De politierechter in Leeuwarden heeft een 35-jarige man veroordeeld wegens aanranding. In 2023 zou onze cliënt na een dorpsfeest in Vrouwenparochie onverhoeds een vrouw van achteren bij de borsten hebben gepakt. Aan onze cliënt is een werkstraf van 80 uur opgelegd.
Onze cliënt en de aangeefster kenden elkaar van vroeger. Ze hadden samen op school gezeten maar elkaar al zo’n 15 jaren niet meer gezien. Tijdens het feest hebben ze lang gesproken.
Onze cliënt gaf toe dat hij tijdens het feest flink had gedronken. Hij verklaarde na afloop van het feest de vrouw bij toeval buiten het feestterrein weer te zijn tegengekomen. Onder invloed van alcohol zou hij haar van achteren naar zich toe hebben getrokken en daarbij gevraagd hebben of zij ook met hem mee naar huis zou willen. Cliënt erkende dat de aangeefster door die handeling geschrokken zou kunnen zijn.

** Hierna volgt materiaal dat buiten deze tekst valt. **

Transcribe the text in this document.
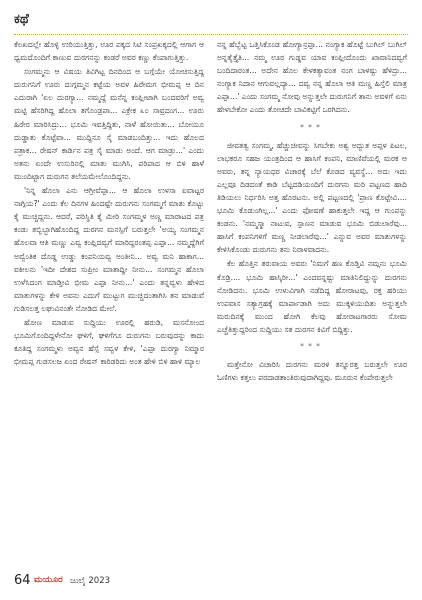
ಕಥೆ

ಕೆಲಖದಲ್ಲೇ ಹೊಳ್ಳಿ ಉರಿಯುತ್ತಿತ್ತು, ಊರ ಪಕ್ಕದ ಸಿಟಿ ಸಂಪ್ರಖಕ್ಕದಲ್ಲಿ ಆಗಾಗ ಆ ಧ್ವಮದೊಂದಿಗೆ ಕಾಣುವ ದುರಗನನ್ನು ಕಂಡರೆ ಅವರ ಕಣ್ಣು ಕೆಂಪಾಗುತ್ತಿತ್ತು.

ಸಂಗಮ್ಮನು ಆ ವಿಷಯ ತಿವಿಗಿಟ್ಟ ದಿನದಿಂದ ಆ ಬಗ್ಗೆಯೇ ಯೋಚಿಸುತ್ತಿದ್ದ ದುರುಗನಿಗೆ ಊರು ದುಗ್ಗಮ್ಮನ ಕಟ್ಟೆಯ ಅವಳ ಹಿರೇಮಗ ಭೀಮಪ್ಪ ಆ ದಿನ ಎದುರಾಗಿ 'ಏಲ ದುರಗ್ಯಾ... ನಮ್ಮದ್ದೆ ಮನೆನ್ನ ಕಂಪ್ಲೀಟಾಗಿ ಬಂದವರಿಗೆ ಅವ್ವ ಮಟ್ಟಿ ಹೆಸರಿಗಿದ್ದ ಹೊಲಾ ತಗೊಂಡ್ರಪಾ... ಎಕ್ರೇಕ ೩೦ ಸಾವ್ರದಂಗ... ಊರು ಹಿರೇರ ಮಾರಿಸಿದ್ರು... ಭೂಮಿ ಇವತ್ತಿದ್ದಿತು, ನಾಳೆ ಹೋಯಿತು... ಬೋಯೂ ದುಡ್ಡಾತು ಕೊಟ್ಟೆವಾ... ಮುದ್ದಿನೂ ಸೈ ಮಾಡಬಂದಿತ್ತು... ಇದು ಹೊಲದ ಪತ್ರಾಕ... ರೇಷನ್ ಕಾರ್ಡಿನ ಪತ್ರ ಸೈ ಮಾಡು ಅಂದೆ. ಆಗ ಮಾಡ್ರು...' ಎಂದು ಅತನು ಏಂದೇ ಉಸುರಿನಲ್ಲಿ ಮಾತು ಮುಗಿಸಿ, ಪರಿಪಾದ ಆ ಬಿಳಿ ಹಾಳೆ ಮುಂದಿಟ್ಟಾಗ ದುರುಗನ ತಲೆಯಮೇಲೊಂದಿದ್ದನು.

'ನಿನ್ನ ಹೊಲಾ ಎನು ಆಗ್ರೀವೆಪ್ಪಾ... ಆ ಹೊಲಾ ಉಳಸಾ ಐವಾಟ್ಟರ ನಾಗ್ಗಿಯ?' ಎಂದು ಕೆಲ ದಿನಗಳ ಹಿಂದಷ್ಟೇ ದುರುಗನು ಸಂಗಮ್ಮಗೆ ಮಾತು ಕೊಟ್ಟು ಕೈ ಮುಚ್ಚಿದ್ದನು. ಆದರೆ, ಪರಿಸ್ಥಿತಿ ಕೈ ಮೀರಿ ಸಂಗಮ್ಮಳ ಅಣ್ಣ ಮಾರಾಟದ ಪತ್ರ ಕಂಡು ತಬ್ಬಿಬ್ಬಾಗಿಹೊಂದಿದ್ದ ದುರಗನ ಮನಸ್ಸಿಗೆ ಬರುತ್ತಲೇ 'ಅಯ್ಯ ಸಂಗಮ್ಮನ ಹೊಲವಾ ಆತಿ ಮಣ್ಣು ಎವ್ವ ಕಂಪ್ಲಿದವ್ವಗೆ ಮಾರಿದ್ದರಂತಪ್ಪ ಎಪ್ಪಾ... ನಮ್ಮದ್ದೆಗಿಗೆ ಅವ್ವೆಂತಿಕ ದೊಡ್ಡ ಉಡ್ಡು ಕಂಪನಿಯವ್ವ ಅಂತೀನಿ... ಅವ್ವ ಮನಿ ಹಾಕಾಗ... ವಕೀಲನು 'ಇದೀ ದೇಶದ ಸುಪ್ರೀಂ ಮಾತಾದ್ದೀ ನೀನು... ಸಂಗಮ್ಮನ ಹೊಲಾ ಉಳೆಸಿದಂಗ ಮಾಡ್ತೀವಿ ಭೀಮ ಎಪ್ಪಾ ನೀನು...' ಎಂದು ತನ್ನವ್ವಳು ಹೇಳಿದ ಮಾತುಗಳನ್ನು ಕೇಳಿ ಅವನು ಎದುಗೆ ಮುಟ್ಟುಗ ಮುಚ್ಚಿದಂತಾಗಿಸಿ ತನ ಮಾಡುವೆ ಗುಡಿಸಲತ್ತ ಲಘುವಿನಂತೇ ನೋಡಿದ ಮೇಲೆ.

ಹೋಣ ಮಾಡುವ ಸುದ್ದಿಯು ಊರಲ್ಲಿ ಹರುಡಿ, ಮಸನೋಂದ ಭೂಮಿಗೊಂದಿದ್ದಳೇನೋ ಘಳಿಗೆ, ಘಳಿಗೆಗೂ ದುರುಗನು ಬರುವುದನ್ನು ಕಾದು ಕೂತಿದ್ದ ಸಂಗಮ್ಮಳು ಅವ್ವನ ಹೆಸ್ಸೆ ಸವ್ವಳ ಕೇಳಿ, 'ಎಪ್ಪಾ ದುರಗ್ಯಾ ನಿಮ್ಮಾರ ಭೀಮಪ್ಪ ಗುಡಸಲಜ ಏಂದ ರೇಷನ್ ಕಾರಿಡರಿದು ಅಂತ ಹೇಳಿ ಬಿಳಿ ಹಾಳಿ ಮ್ಯಾಲ

ನನ್ನ ಹೆಬ್ಬೆಟ್ಟ ಒತ್ತಿಸಿಕೊಂಡ ಹೋಗ್ಯಾನ್ರಪ್ಪಾ... ನಂಗ್ಯಾಕ ಹೊಟ್ಟೆ ಬುಗಿಲ್ ಬುಗಿಲ್ ಅನ್ನತೈತ್ತೈತಿ... ನಮ್ಮ ಊರ ಗುಡ್ಡವ ಯಾವ ಕಂಪ್ಲೀದೊಂದು ಖಾವಾನಿದವ್ವಗೆ ಬಂದಿದಾರಂತ... ಅದೇನ ಹೊಲ ಕೇಳಕತ್ಯಾವಂತ ನಂಗ ಬಾಳಷ್ಟು ಹೆಳಿದ್ರು... ನಂಗ್ಯಾಕ ನಿದಾನ ಆಗುವಲ್ಲದ್ಯಾ... ದವ್ವ ನನ್ನ ಹೊಲಾ ಆತಿ ಮಣ್ಣ ಹಿಸ್ತೆಲಿ ಮಾತ್ರ ಎಪ್ಪಾ...' ಎಂದು ಸಂಗಮ್ಮ ನೋವು ಅನ್ನುತ್ತಲೇ ದುರುಗನಿಗೆ ತಾನು ಅವಳಿಗೆ ಏನು ಹೇಳಬೇಕೋ ಎಂದು ತೋಚದೇ ಬಾವಿಕಟ್ಟಿಗೆ ಒರಗಿದನು.

***

ಜೀವತತ್ವ ಸಂಗಮ್ಮ, ಹೆಚ್ಚುಚೀವನ್ನು ಸಿಗಬೇಕು ಅಶ್ವ ಅದ್ಭುತ ಅಪ್ಪಳ ಪಿಟಲ, ಲಾಭಕರೂ ಸಹಜ ಯಂತ್ರದಿಂದ ಆ ಹಾಸಿಗೆ ಕಂಪನಿ, ಮಾಣಿವೆಯಲ್ಲಿ ಮರಕ ಆ ಅವರು, ತನ್ನ ನ್ಯಾಯಧರ ವಿಚಾರಕ್ಕೆ ಬೆಲೆ ಕೊಡದ ವ್ಯವಸ್ಥೆ... ಅದು ಇದು ಎಲ್ಲವೂ ದಿಡದಂತೆ ಕಾಡಿ ಬೆಟ್ಟದಡಿಯಂದಿಗೆ ದುರಗನು ಮರಿ ಪಟ್ಟಣದ ಹಾದಿ ತಿಡಿಯಲು ನಿರ್ಧರಿಸಿ ಅತ್ತ ಹೊರಟನು. ಅಲ್ಲಿ ಪಟ್ಟಣದಲ್ಲಿ 'ಪ್ರಾಣ ಕೊಟ್ಟೇವಿ.... ಭೂಮಿ ಕೊಡುಂಗಿಲ್ಲ...' ಎಂದು ಫೋಷಣೆ ಹಾಕುತ್ತಲೇ ಇದ್ದ ಆ ಗುಂಪನ್ನು ಕಂಡನು. 'ನಮ್ಮಸ್ಮಾ ನಾಟುವ, ಸ್ಪಾಣನ ಮಾಡುವ ಭೂಮಿ ಬಿಡುಲಾರೆವು... ಹಾಸಿಗೆ ಕಂಪನಿಗಳಿಗೆ ಮಣ್ಣ ನೀಡಲಾರೆವು...' ಎನ್ನುವ ಅವರ ಮಾತುಗಳನ್ನು ಕೇಳಿಸಿಕೊಂಡು ದುರುಗನು ತನು ನಿರಾಳವಾದನು.

ಕೆಲ ಹೊತ್ತಿನ ತರುವಾಯ ಅವರು 'ನಿಮಗೆ ಹಣ ಕೊಡ್ತಿವಿ ನಮ್ಗನು ಭೂಮಿ ಕೊಡ್ರಿ.... ಭೂಮಿ ಹಾಸ್ಕಿರೀ...' ಎಂದವನ್ನಷ್ಟು ಮಾತಿನಿಲಿದ್ದುನ್ನು ದುರಗನು ನೋಡಿದನು. ಭೂಮಿ ಉಳುವಿಗಾಗಿ ನಡೆದಿದ್ದ ಹೋರಾಟವು, ರಕ್ತ ಹರಿಯು ಉಪವಾಸ ಸತ್ಯಾಗ್ರಹಕ್ಕೆ ಮಾರ್ಪಾಡಾಗಿ ಅದು ಮುಕ್ಕಳಿಯುದಿತು ಅನ್ನುತ್ತಲೇ ಮರುದಿನಕ್ಕೆ ಮುಂದ ಹೋಗಿ ಕೆಲವು ಹೋರಾಟಗಾರರು ಸೋಮ ಎಚ್ಚೆತಿತ್ತುದ್ದರಿಂದ ಸುದ್ದಿಯು ಸತ ದುರಗನ ಕಿವಿಗೆ ಬಿದ್ದಿತ್ತು.

***

ಮತ್ತೇನೋ ವಿಚಾರಿಸಿ ದುರಗನು ಮರಳಿ ತನ್ನೂರತ್ತ ಬರುತ್ತಲೇ ಊರ ಓಣಿಗಳು ಕತ್ತಲು ಪರದಾಡತಾಂತಿರುವುದಾಗಿದ್ದವು. ಮೂರುನ ಕೆಂಪೇರುತ್ತಲೇ

64 ಮಯೂರ ಜುಲೈ 2023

Raadsman Tjalling van der Goot benadrukte dat de handelwijze van zijn cliënt niet fraai en wellicht moreel verwerpelijk is. Maar daarmee is nog geen sprake van een strafbaar feit. De door cliënt erkende handelingen leveren nog geen aanranding op. Dat zou anders zijn indien vaststaat dat cliënt de borsten van de aangeefster zou hebben betast en – zoals de aangeefster verklaarde – er in zou hebben geknepen. Van der Goot betoogde dat er naast een aangifte altijd sprake moet zijn van steunbewijs. Volgens de wet kan een verdachte immers niet worden veroordeeld op basis van één verklaring. Er waren geen getuigen ter plaatse, geen beelden, en een getuige had het verhaal van aangeefster vernomen. Daarmee blijft de bron dezelfde. Hij bepleitte om die reden vrijspraak.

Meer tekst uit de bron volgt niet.